Growing up in a strict Asian family, I was never allowed to drink except for at times when I was sick and my mom would make me goggle/take shots because that apparently “kills bacteria” in the body. So obviously my parents never found out about my little hobby of casual drinking. But it was such torture sitting in front of the bar with those beer kegerators calling out to me and the bartender making eye contact every now and then asdjflksjdfkjdfk…………….

Ok. Gyozas. Right. That was the main purpose of this mini food hunt. These gyzoas were the bomb. Don’t ask what we ordered because my katakana sucks and I had no idea what the menu said. But man were these bad boys good. Crispy on the outside, chewy on the inside with meat filling packed with rich, flavorful juices, yum! What a fantastic late night snack. Could’ve been better though, better paired with local Japanese craft beer.

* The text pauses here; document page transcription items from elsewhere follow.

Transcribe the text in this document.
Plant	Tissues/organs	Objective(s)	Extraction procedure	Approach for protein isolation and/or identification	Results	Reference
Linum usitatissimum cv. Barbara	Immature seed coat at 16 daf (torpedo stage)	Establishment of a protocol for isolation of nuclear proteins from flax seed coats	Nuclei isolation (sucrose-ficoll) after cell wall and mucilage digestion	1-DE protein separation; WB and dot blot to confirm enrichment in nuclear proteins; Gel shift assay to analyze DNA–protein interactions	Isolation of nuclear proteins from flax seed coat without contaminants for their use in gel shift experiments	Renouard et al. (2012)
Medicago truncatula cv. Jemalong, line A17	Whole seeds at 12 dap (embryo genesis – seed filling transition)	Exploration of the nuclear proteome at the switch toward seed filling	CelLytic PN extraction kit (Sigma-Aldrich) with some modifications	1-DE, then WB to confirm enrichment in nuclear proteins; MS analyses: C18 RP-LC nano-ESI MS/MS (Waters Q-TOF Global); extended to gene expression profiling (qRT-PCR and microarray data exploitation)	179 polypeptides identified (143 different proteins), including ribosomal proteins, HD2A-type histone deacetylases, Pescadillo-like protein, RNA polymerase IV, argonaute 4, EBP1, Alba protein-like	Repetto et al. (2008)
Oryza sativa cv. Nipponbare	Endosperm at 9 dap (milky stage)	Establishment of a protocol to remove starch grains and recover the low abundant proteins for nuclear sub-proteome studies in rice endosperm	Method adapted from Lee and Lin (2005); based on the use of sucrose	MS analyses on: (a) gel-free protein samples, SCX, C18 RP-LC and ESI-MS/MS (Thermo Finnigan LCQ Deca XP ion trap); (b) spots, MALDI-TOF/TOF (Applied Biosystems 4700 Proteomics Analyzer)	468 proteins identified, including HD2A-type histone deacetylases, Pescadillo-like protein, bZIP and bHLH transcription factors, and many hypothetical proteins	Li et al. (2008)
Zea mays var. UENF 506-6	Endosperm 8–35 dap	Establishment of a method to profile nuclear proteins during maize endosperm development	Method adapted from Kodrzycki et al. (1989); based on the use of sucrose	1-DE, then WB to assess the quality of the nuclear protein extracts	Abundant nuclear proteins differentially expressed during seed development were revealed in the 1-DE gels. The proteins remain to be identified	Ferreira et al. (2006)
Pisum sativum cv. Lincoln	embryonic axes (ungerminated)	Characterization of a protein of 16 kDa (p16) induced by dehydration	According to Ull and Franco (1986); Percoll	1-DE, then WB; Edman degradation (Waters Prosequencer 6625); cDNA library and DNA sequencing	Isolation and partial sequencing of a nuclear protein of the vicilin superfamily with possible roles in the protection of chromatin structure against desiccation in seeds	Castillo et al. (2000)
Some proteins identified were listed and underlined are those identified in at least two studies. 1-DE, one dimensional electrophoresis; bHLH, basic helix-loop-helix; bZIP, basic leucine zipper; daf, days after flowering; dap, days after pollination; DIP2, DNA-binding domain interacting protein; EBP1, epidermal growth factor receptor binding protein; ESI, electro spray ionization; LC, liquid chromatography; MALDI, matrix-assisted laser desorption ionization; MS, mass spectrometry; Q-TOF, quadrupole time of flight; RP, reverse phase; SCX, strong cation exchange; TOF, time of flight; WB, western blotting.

And so this concludes our two nights in Osaka. But before I end this post, I got to share with you the goodies that I bought.

Osaka
A lipstick. A lipstick charger to be more precise. Ever since I switched to a smartphone, I’ve noticed how the battery just drains like crazy. The iPhone 6, which is what I have currently, isn’t as bad as the older generations, but when you’re out traveling using your Wi-Fi or data and what not, it’s better to be prepared right? And this wasn’t expensive at all, about $20-30, which is a lot cheaper than a lot of boring looking chargers out there.
Osaka
Another thing I really like is the universal clip lens you see at the top. I’ve been using a clip-on fisheye lens, but that creates a black ring around the picture. This new one I got is a wide-angle lens so the effect is more natural and no more black ring! I also purchased a few beauty products and ladies, let me tell you, Japan is cosmetic heaven. Be prepared to splurge when you go.

Osaka is simply just amazing for shopping. I didn’t expect myself to spend this much since I don’t do much shopping while traveling, but Japan will have you amazed with the stuff that you can get and for a good price too. So be sure to bring a fat, stuffed wallet and treat yourself!

Also don’t forget to check out my vlog and tune in again for more on our Japan journeys.

2 Comments

  1. Anonymous
    November 28, 2015 / 8:37 pm

    Aww!! Matching father and daughter outfits! You and your dad are too adorable. And that lipstick charger looks so cute and useful. I need to get my hand on one of those.

  2. November 29, 2015 / 9:04 am

    I doubt we'll ever pull another matching outfits after those awkward stares.